The buildings are still standing, and the city is still inhabited, but the wreckage of the explosion is everywhere. It’s not a physical explosion; it’s more like a psychological bomb has detonated, destroying the economy of the city in a single flash.

Unemployed tech workers are everywhere. The ruins of the dot-com economy litter the landscape.

When the bomb fell on Japan at the close of World War II, something peculiar happened: The structures directly beneath the explosion remained standing, while everything all around was utterly levelled.

The equivalent in San Francisco is Weird Stuff.

Imagine a cavernous warehouse, stretching almost to infinity, packed to the roof with ancient, cast-off computer technology and the liquidated remnants of a dozen failed dot-com companies.

Row after row of old computers. Miles of cable, no doubt pulled from the walls of office buildings and sold in bulk for pennies on the dollar. Boxes of liquid-crystal displays and rackmount modems and data-acquisition cards from VMEbus computers. Programmable logic analyzers. Macintosh SEs. Parts from discarded mainframes. VAXstations!

They had VAXstations!

Solaris 1.0 CDs. Empty 19-inch racks. Silicon Graphics computers. Gutted RAID arrays as tall as a man’s head.
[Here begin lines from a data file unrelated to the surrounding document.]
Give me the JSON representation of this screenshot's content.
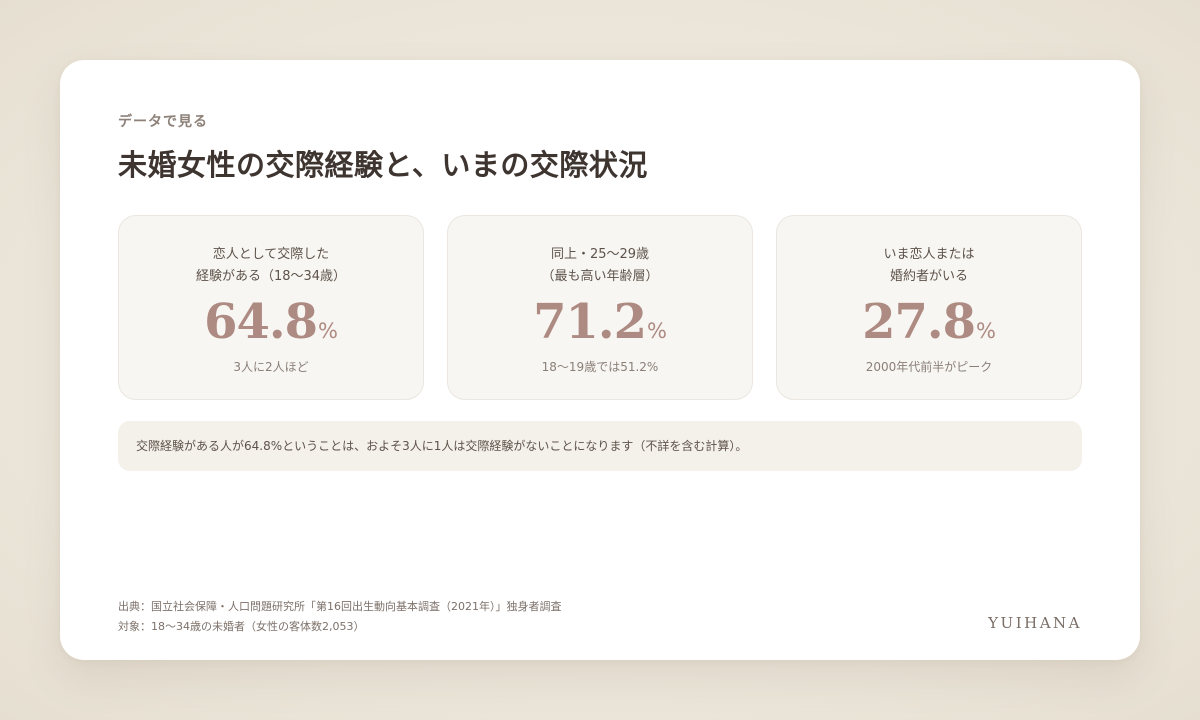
{
  "eyebrow": "データで見る",
  "title": "未婚女性の交際経験と、いまの交際状況",
  "stats": [
    {
      "label": "恋人として交際した\n経験がある（18〜34歳）",
      "value": "64.8",
      "unit": "%",
      "note": "3人に2人ほど"
    },
    {
      "label": "同上・25〜29歳\n（最も高い年齢層）",
      "value": "71.2",
      "unit": "%",
      "note": "18〜19歳では51.2%"
    },
    {
      "label": "いま恋人または\n婚約者がいる",
      "value": "27.8",
      "unit": "%",
      "note": "2000年代前半がピーク"
    }
  ],
  "note": "交際経験がある人が64.8%ということは、およそ3人に1人は交際経験がないことになります（不詳を含む計算）。",
  "source": {
    "line1": "出典：国立社会保障・人口問題研究所「第16回出生動向基本調査（2021年）」独身者調査",
    "line2": "対象：18〜34歳の未婚者（女性の客体数2,053）"
  },
  "brand": "YUIHANA",
  "colors": {
    "accent": "#ad8a82",
    "background": "#ece6da",
    "card": "#ffffff",
    "stat_bg": "#f8f6f2",
    "note_bg": "#f4f0ea",
    "text": "#3e3530"
  }
}
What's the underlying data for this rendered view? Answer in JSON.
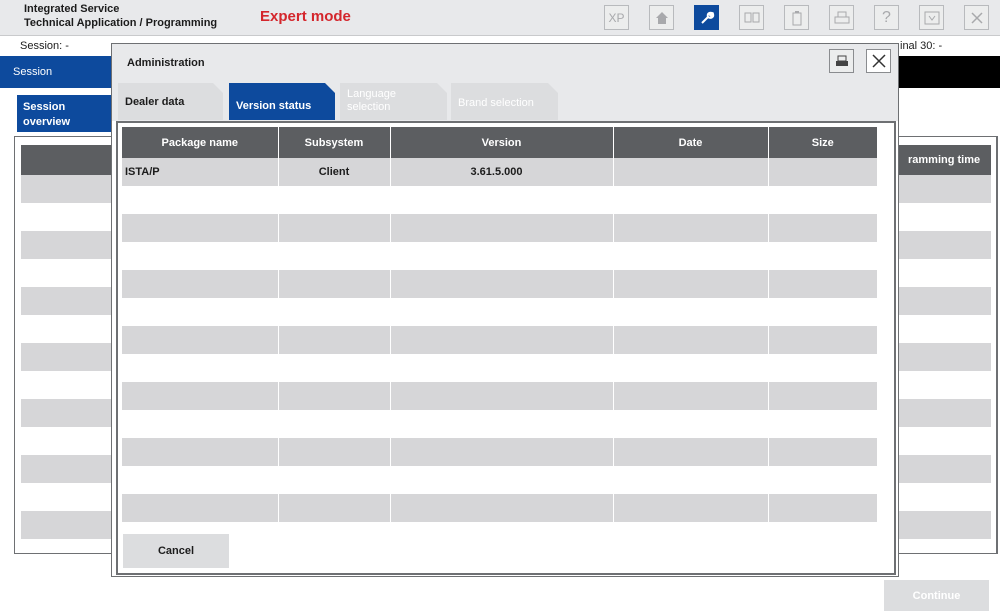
{
  "app": {
    "title_line1": "Integrated Service",
    "title_line2": "Technical Application / Programming",
    "mode": "Expert mode"
  },
  "toolbar": {
    "icons": [
      "xp-icon",
      "home-icon",
      "wrench-icon",
      "diagnostics-icon",
      "battery-icon",
      "print-icon",
      "help-icon",
      "download-icon",
      "close-icon"
    ],
    "xp_label": "XP",
    "help_label": "?"
  },
  "info": {
    "session": "Session:  -",
    "terminal": "inal 30:  -"
  },
  "background": {
    "band_label": "Session",
    "tab_line1": "Session",
    "tab_line2": "overview",
    "column_header": "ramming time",
    "continue_label": "Continue"
  },
  "dialog": {
    "title": "Administration",
    "tabs": [
      {
        "line1": "Dealer data",
        "line2": ""
      },
      {
        "line1": "Version status",
        "line2": ""
      },
      {
        "line1": "Language",
        "line2": "selection"
      },
      {
        "line1": "Brand selection",
        "line2": ""
      }
    ],
    "active_tab": "Version status",
    "table": {
      "columns": [
        "Package name",
        "Subsystem",
        "Version",
        "Date",
        "Size"
      ],
      "rows": [
        {
          "package": "ISTA/P",
          "subsystem": "Client",
          "version": "3.61.5.000",
          "date": "",
          "size": ""
        }
      ]
    },
    "cancel_label": "Cancel"
  },
  "colors": {
    "accent_blue": "#0d4a9d",
    "header_gray": "#5c5e61",
    "row_gray": "#d6d6d8",
    "mode_red": "#d4262c"
  }
}
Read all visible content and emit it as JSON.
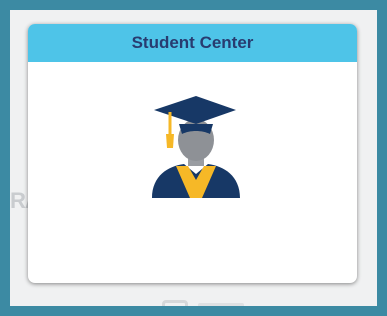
{
  "tile": {
    "title": "Student Center",
    "icon": "graduate-icon"
  },
  "colors": {
    "outer_border": "#3c8aa3",
    "header_bg": "#4ec4e8",
    "title_text": "#283c70",
    "navy": "#173866",
    "gold": "#f6b827",
    "head_gray": "#8e9196"
  }
}
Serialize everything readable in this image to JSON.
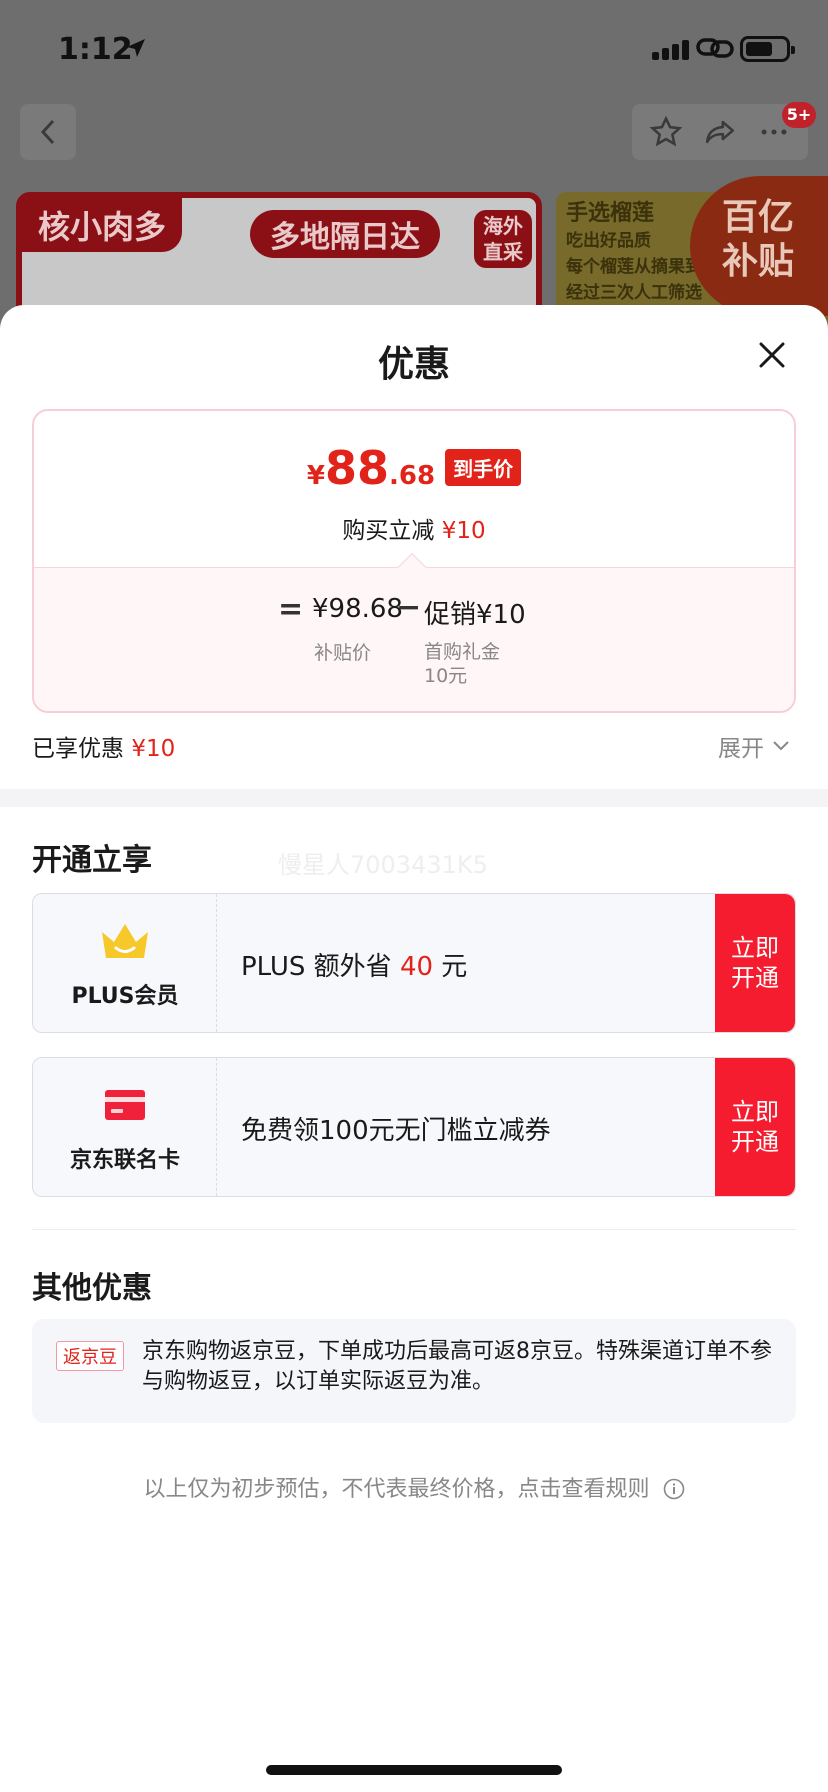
{
  "status_bar": {
    "time": "1:12"
  },
  "nav": {
    "badge": "5+"
  },
  "background_banners": {
    "banner1_tag": "核小肉多",
    "banner1_pill": "多地隔日达",
    "banner1_badge_line1": "海外",
    "banner1_badge_line2": "直采",
    "banner2_line1": "手选榴莲",
    "banner2_line2": "吃出好品质",
    "banner2_line3": "每个榴莲从摘果到",
    "banner2_line4": "经过三次人工筛选",
    "banner2_circle_line1": "百亿",
    "banner2_circle_line2": "补贴"
  },
  "sheet": {
    "title": "优惠",
    "price": {
      "yen": "¥",
      "integer": "88",
      "decimal": ".68",
      "tag": "到手价",
      "sub_label": "购买立减",
      "sub_value": "¥10"
    },
    "formula": {
      "equals": "=",
      "base_price": "¥98.68",
      "base_label": "补贴价",
      "minus": "−",
      "promo": "促销¥10",
      "promo_label_line1": "首购礼金",
      "promo_label_line2": "10元"
    },
    "enjoyed_label": "已享优惠",
    "enjoyed_value": "¥10",
    "expand_label": "展开",
    "open_section_title": "开通立享",
    "watermark": "慢星人7003431K5",
    "offers": [
      {
        "left_label": "PLUS会员",
        "text_prefix": "PLUS 额外省 ",
        "text_highlight": "40",
        "text_suffix": " 元",
        "button_line1": "立即",
        "button_line2": "开通",
        "icon": "crown-icon"
      },
      {
        "left_label": "京东联名卡",
        "text": "免费领100元无门槛立减券",
        "button_line1": "立即",
        "button_line2": "开通",
        "icon": "card-icon"
      }
    ],
    "other_section_title": "其他优惠",
    "other_badge": "返京豆",
    "other_text": "京东购物返京豆，下单成功后最高可返8京豆。特殊渠道订单不参与购物返豆，以订单实际返豆为准。",
    "footer_note": "以上仅为初步预估，不代表最终价格，点击查看规则"
  },
  "colors": {
    "accent_red": "#e2231a",
    "button_red": "#f51c2f",
    "crown_yellow": "#f7c82a"
  }
}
I have a SPARCststion-20 server system at home. I have not used it, because it requires a proprietary keyboard and mouse only available from Sun.

$19.95 at Weird Stuff.

From Hell, one escapes into Heaven.

I could have spent a week and a thousand dollars there, were it not for the fact that I would try kellyv‘s infinite patience.

The taste for old tech is a specific thing, built into one’s very genes. If one does not have this taste, then it seems weird and slightly deranged.

kellyv finds my collection of obsolete computers weird and slightly deranged. She puts up with it with humor and good grace, but there’s no denying the fact that my prized collection of TRS-80s and ancient Apple machines is something she suffers benevolently, rather than something that fills her heart with nostalgic glee as it does mine.

My tour, Dante-esque, through a cross-section of Hell and of Heaven complete, it was time to hook up with Shelly to check into the hotel, do some serious fucking, and sample what the city has to offer.

The first two, she and I could accomplish on our own. To do the third, we would need a guide.